2. Un rapport d'enquête sur la pratique de cinq grandes bibliothèques publiques de l'Est des Etats-Unis par F. Gaudet (12 pages).
3. Un manuel pratique d'élimination publié en 1980 par l'American library association et adapté au réalités françaises par F. Gaudet et C. Lieber (15 pages).
4. Le fac-similé d'une directive diffusée en 1979 par la Queens Borough public library dans son réseau d'annexes (5 pages).
5. Un rapport sur la pratique de la BPI par F. Gaudet et C. Lieber (11 pages).
Les idées foisonnent dans ce dossier composite et informel. Mais le praticien expérimenté comme le néophyte (nous pensons ici aux étudiants en bibliothéconomie et aux cadres subalternes des bibliothèques publiques formés sur le terrain) seront déconcertés par le décousu de la publication. Aux uns et aux autres nous conseillerons d'inverser l'ouvrage et d'en commencer la lecture par le 5 et le 3 du sommaire donné ci-dessus.
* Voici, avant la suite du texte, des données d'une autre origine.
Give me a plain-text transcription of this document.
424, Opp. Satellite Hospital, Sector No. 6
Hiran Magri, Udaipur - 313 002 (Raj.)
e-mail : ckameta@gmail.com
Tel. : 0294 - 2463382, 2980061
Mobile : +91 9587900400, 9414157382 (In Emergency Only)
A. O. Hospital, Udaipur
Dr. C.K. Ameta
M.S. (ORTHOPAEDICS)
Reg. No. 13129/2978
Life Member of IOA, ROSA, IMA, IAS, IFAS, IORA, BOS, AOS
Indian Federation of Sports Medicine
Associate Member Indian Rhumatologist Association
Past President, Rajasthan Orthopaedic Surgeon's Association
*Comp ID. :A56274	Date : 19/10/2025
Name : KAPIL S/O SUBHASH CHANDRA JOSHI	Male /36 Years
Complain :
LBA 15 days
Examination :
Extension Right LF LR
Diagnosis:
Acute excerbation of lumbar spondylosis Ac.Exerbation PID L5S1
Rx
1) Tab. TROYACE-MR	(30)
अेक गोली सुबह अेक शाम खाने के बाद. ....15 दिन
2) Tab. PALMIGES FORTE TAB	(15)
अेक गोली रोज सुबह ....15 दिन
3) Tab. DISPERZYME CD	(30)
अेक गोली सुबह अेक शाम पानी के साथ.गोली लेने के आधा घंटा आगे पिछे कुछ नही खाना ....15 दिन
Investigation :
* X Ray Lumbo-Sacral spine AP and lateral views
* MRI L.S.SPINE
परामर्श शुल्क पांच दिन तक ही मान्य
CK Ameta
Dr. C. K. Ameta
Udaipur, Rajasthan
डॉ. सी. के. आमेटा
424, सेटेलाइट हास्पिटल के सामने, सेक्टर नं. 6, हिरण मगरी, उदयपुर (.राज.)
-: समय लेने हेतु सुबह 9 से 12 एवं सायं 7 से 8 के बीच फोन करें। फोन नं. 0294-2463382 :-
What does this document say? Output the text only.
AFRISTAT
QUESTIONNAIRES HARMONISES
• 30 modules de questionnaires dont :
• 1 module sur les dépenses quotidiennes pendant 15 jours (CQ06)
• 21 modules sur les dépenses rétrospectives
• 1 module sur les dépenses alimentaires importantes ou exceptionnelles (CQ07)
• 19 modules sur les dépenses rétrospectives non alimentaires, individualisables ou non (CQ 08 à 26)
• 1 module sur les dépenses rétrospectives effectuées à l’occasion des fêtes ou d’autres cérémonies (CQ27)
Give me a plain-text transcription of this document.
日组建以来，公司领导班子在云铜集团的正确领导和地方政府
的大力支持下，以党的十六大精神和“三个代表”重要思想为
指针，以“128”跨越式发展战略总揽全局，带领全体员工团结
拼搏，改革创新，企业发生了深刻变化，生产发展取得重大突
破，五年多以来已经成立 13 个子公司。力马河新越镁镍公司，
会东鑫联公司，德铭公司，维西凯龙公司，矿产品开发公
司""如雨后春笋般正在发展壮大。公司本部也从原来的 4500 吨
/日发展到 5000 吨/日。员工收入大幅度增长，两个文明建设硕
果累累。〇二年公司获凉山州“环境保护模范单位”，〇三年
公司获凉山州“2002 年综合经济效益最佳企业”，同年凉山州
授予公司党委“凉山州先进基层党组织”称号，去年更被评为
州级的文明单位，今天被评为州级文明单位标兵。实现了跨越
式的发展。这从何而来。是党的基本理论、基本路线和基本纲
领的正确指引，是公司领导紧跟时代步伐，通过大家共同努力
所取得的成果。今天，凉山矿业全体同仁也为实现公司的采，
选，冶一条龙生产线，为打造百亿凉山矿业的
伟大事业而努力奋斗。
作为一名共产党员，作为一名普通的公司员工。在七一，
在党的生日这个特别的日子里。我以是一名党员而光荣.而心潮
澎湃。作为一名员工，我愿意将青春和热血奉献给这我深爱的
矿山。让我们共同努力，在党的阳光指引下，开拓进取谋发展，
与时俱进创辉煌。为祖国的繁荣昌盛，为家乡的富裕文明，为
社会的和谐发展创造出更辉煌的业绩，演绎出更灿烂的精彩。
Le néophyte s'en tiendra là. Le praticien pourra s'instruire et satisfaire sa curiosité professionnelle en faisant une lecture critique et prudente des autres chapitres.
Il y a en effet une rupture sensible entre les 26 pages qui traitent de la réalité française et le reste du dossier. Celui-ci donne une image parfaitement contrastée de ce qui peut advenir à la réflexion professionnelle lorsqu'elle cherche une leçon dans des modèles construits à partir d'un environnement qui n'est pas celui où l'on veut appliquer la leçon. Les deux premières parties du dossier apparaîtront à beaucoup comme un exercice universitaire sans portée. Pour notre part, nous y avons vu une contribution peu heureuse à la colonisation culturelle des bibliothèques françaises. Nous écrivons ces mots avec tristesse, et sans la moindre volonté polémique. Nous voulons dire que l'auteur a perdu sa mémoire et son identité et qu'elle n'a pas toujours usé des mots de sa langue avec le respect dû à celle-ci.
Histoire
Françoise Gaudet ouvre le dossier par une revue de l'abondante littérature anglo-saxonne, qu'elle oppose à la « pauvreté » de la production en france où le sujet, nous dit-elle, est « tabou » et la pratique de l'élimination « honteuse ». Nos collègues américains ont découvert le problème en 1902 et l'ont posé d'abord en termes théoriques. C'est en 1940 seulement qu'ils l'ont porté sur le terrain avec la publication d'un manuel pratique à l'intention des « petites » bibliothèques énumérant une série de critères de sélection des ouvrages éliminables pour chacune des classes de la Dewey. Les anglais n'auraient pris conscience de la nécessité de l'élimination qu'en 1960, et les français en 1975.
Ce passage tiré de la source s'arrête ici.